Shark-free weddings are sophisticated and environmentally conscious and, by serving a suitable alternative to shark fin soup, you can both respect your guests and our oceans.
Shark Finning is cruel, wasteful and unsustainable
When sharks are ‘finned’, the shark is pulled onto the boat, its fins are sliced off and its body is thrown back into the ocean. Although incredibly wasteful, the fishermen do this because the fins are the most valuable part of the shark and, by only storing the fins, the fishermen can catch many more sharks than if they had to store the bodies on board too – this is partly why the practice of shark-finning is so environmentally unsustainable.
Many people also condemn shark-finning because it is cruel. The sharks are usually still alive when thrown back overboard. They are unable to breathe because, without their fins, they cannot swim and pass water over their gills so, instead, they sink to the sea bed where they slowly suffocate.
Shark fin soup: All symbol, no substance.
Traditionally, only emperors and the wealthy elite ate shark fin soup.

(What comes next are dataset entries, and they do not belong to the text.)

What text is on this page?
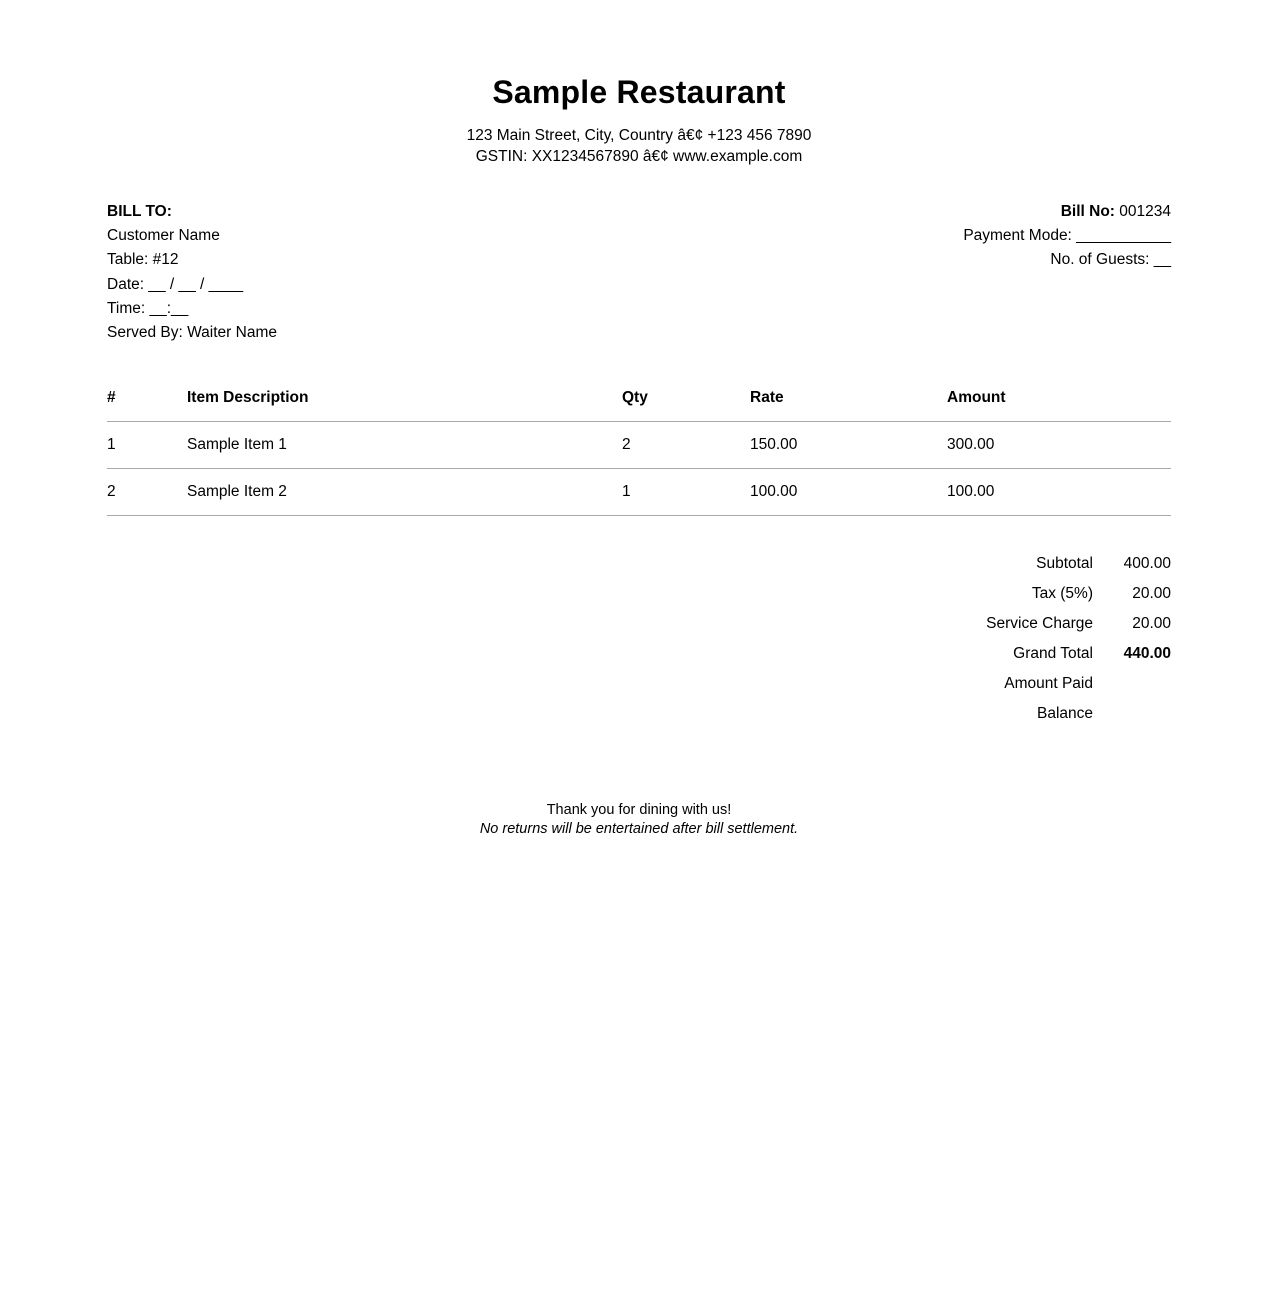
Sample Restaurant
123 Main Street, City, Country â€¢ +123 456 7890
GSTIN: XX1234567890 â€¢ www.example.com
BILL TO:
Customer Name
Table: #12
Date: __ / __ / ____
Time: __:__
Served By: Waiter Name
Bill No: 001234
Payment Mode: ___________
No. of Guests: __
#	Item Description	Qty	Rate	Amount
1	Sample Item 1	2	150.00	300.00
2	Sample Item 2	1	100.00	100.00
Subtotal	400.00
Tax (5%)	20.00
Service Charge	20.00
Grand Total	440.00
Amount Paid	
Balance	
Thank you for dining with us!
No returns will be entertained after bill settlement.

Today, however, shark fin is a widely affordable luxury, thanks to the rising mass affluence in China and the global growth of industrialized fishing methods. Now, shark fin soup is a standard feature of Chinese banqueting menus and serving it is seen as a symbol of wealth and of respect for guests.
Interestingly, the shark fins have no taste and no nutritional or medicinal value on their own. All of the soup’s taste and goodness comes from the stock, which is normally made from chicken. The fins are added partly to give texture but mainly as a status symbol – and status is no reason to fish a species to extinction.